3. Effect of tripeptide QGK on DSS-induced MPO Activity in mouse Colon tissue

MPO content is reported to be closely related to the development of inflammation, and neutrophil aggregation can lead to the release of large amounts of MPO (Joh & Kim, 2011). The influence of tripeptide QGK on the accumulation of neutrophils in colon tissues of DSS-induced mouse acute colitis is researched through the determination of MPO enzyme activity. As shown in FIG. 6, the MPO content of the model group was significantly increased after the induction of DSS, compared to the blank control group. Compared with the model group, the QGK-50 is reduced by 64 percent, and the QGK-150 is reduced by 44 percent, so that the QGK can effectively inhibit the secretion of MPO in colon tissues of mice with acute colitis induced by DSS.

4. Influence of tripeptide QGK on content of proinflammatory cytokines TNF-alpha and IL-6 of colon tissue of mouse

The contents of TNF-alpha and IL-6 in the colon of the mice are measured, and the anti-inflammatory activity of tripeptide QGK in the mice is researched.

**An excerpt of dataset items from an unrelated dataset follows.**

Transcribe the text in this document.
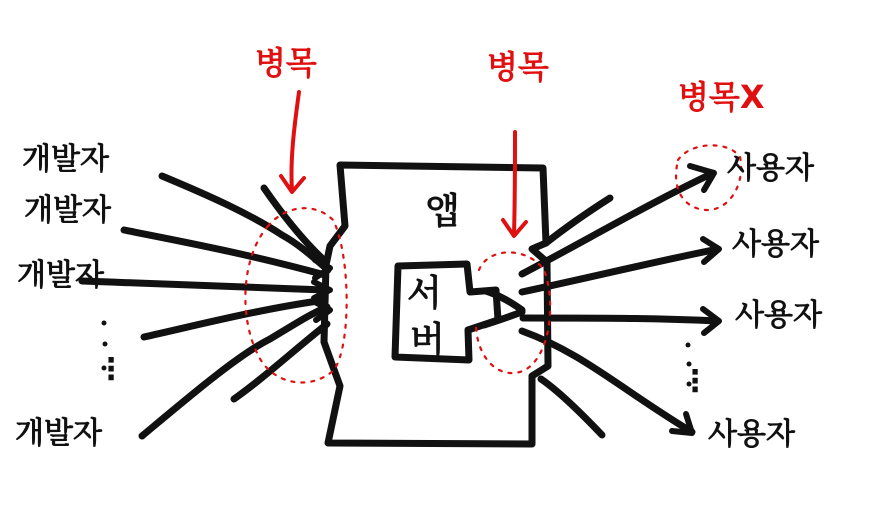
앱
서
버
개발자
개발자
개발자
개발자
사용자
사용자
사용자
사용자
병목	병목
병목X
⋮	⋮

Results other groups of proinflammatory factor secretion were observed using the model group as a control. As shown in FIG. 7, TNF-. alpha.and IL-6 expression was significantly elevated in colon tissue of mice induced with DSS alone (p <0.05) compared to the blank group. Compared with the model group, the tripeptide QGK can effectively inhibit the secretion of TNF-alpha (p <0.05) and IL-6(p <0.05), wherein the QGK-50 is reduced by 57.15 percent and 58.64 percent respectively, and the QGK-150 is reduced by 45.61 percent and 35.1 percent respectively.

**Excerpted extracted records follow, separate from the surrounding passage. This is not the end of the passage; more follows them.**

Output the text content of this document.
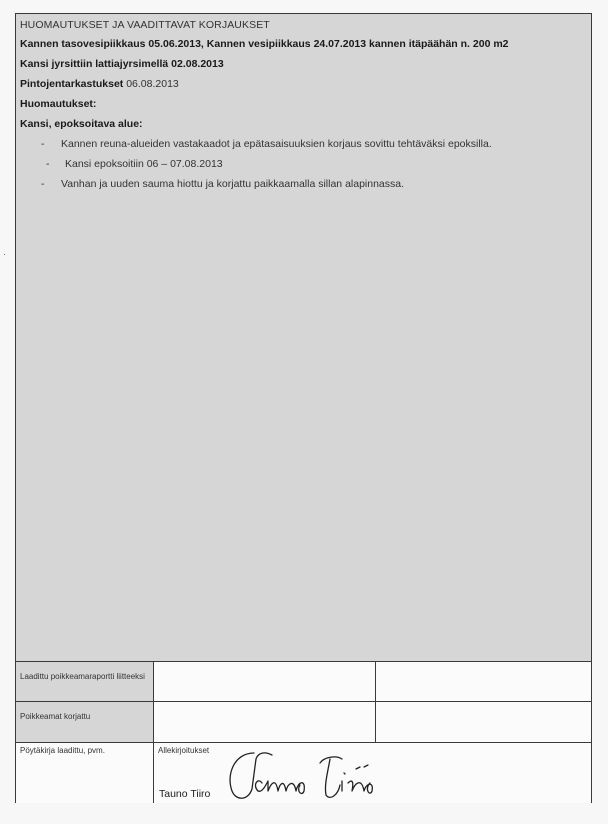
HUOMAUTUKSET JA VAADITTAVAT KORJAUKSET
Kannen tasovesipiikkaus 05.06.2013, Kannen vesipiikkaus 24.07.2013 kannen itäpäähän n. 200 m2
Kansi jyrsittiin lattiajyrsimellä 02.08.2013
Pintojentarkastukset 06.08.2013
Huomautukset:
Kansi, epoksoitava alue:
- Kannen reuna-alueiden vastakaadot ja epätasaisuuksien korjaus sovittu tehtäväksi epoksilla.
- Kansi epoksoitiin 06 – 07.08.2013
- Vanhan ja uuden sauma hiottu ja korjattu paikkaamalla sillan alapinnassa.
Laadittu poikkeamaraportti liitteeksi
Poikkeamat korjattu
Pöytäkirja laadittu, pvm.	Allekirjoitukset
Tauno Tiiro
·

5. Effect of tripeptide QGK on proinflammatory cytokine mRNA expression

To further investigate the anti-inflammatory activity of QGK in vivo, inflammatory cytokine mRNA in colon tissue was assayed. The results were compared with the model group to observe the expression of proinflammatory factor mRNA in other groups. As shown in FIG. 8, the tripeptide QGK is effective in dose-dependently inhibiting the expression levels of the proinflammatory factors TNF-alpha (p <0.05), IL-1 beta (p <0.05), IL-6(p <0.05), IL-17(p <0.05), MCP-1(p <0.05), IFN (p <0.05) mRNA compared with the model group.

In conclusion, the tripeptide QGK has good anti-inflammatory activity both in vivo and in vitro. Therefore, the tripeptide QGK can be used for preventing or slowing down the development of health care products or medicines for inflammatory bowel diseases.

The above description is only a preferred embodiment of the present invention, and the present invention is not limited to the above embodiment, and the present invention shall fall within the protection scope of the present invention as long as the technical effects of the present invention are achieved by the same means. The invention is capable of other modifications and variations in its technical solution and/or its implementation, within the scope of protection of the invention.